«Какие сейчас роли? Если и приглашают, то на один день»
— Я в такой эйфории от того, что меня еще узнают, — реагирует на поклонников Адомайтис.
— В советские времена, когда мы смотрели фильмы с вашим участием, вы нам казались абсолютно западным человеком. А вы-то себя ощущали европейцем?
— Все мы были тогда советскими. Я сыграл несколько иностранцев — американца, бельгийского шпиона, еще кого-то. Может быть, благодаря разнице наших культур меня воспринимали европейцем. Мы чуть-чуть отличались. Мой герой в «Досье человека в «Мерседесе» был бельгийцем, но при этом американским шпионом. Он влюбился в героиню Людмилы Чурсиной, пошел в КГБ, признался во всем, а потом жил с этой женщиной. Между прочим, это реальная история, герои которой поженились и жили в Москве.
— Людмила Чурсина должна приехать в Друскининкай со спектаклем.
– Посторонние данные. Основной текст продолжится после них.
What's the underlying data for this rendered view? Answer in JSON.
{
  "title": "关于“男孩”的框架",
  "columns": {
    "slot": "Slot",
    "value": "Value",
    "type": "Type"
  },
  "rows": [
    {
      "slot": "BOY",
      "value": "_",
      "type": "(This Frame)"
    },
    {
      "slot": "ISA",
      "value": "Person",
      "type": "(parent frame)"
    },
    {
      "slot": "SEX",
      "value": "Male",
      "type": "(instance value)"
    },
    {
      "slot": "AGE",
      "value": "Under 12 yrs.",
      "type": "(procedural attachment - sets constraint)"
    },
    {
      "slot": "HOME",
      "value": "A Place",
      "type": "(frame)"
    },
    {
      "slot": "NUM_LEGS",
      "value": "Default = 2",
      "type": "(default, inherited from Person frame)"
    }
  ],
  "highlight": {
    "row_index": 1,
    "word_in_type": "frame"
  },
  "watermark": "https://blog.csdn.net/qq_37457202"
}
— В театре я ее никогда не видел. Какая же она была удивительная, обаятельная и женственная. Так хотел бы встретиться с ней, но из-за болезней придется уехать раньше. Мне ведь предстоит повторная операция. Одну уже сделали, но вместо того, чтобы быть здоровым, я глотаю антибиотики и хожу как калека. Будем надеяться, что после повторной операции все будет хорошо.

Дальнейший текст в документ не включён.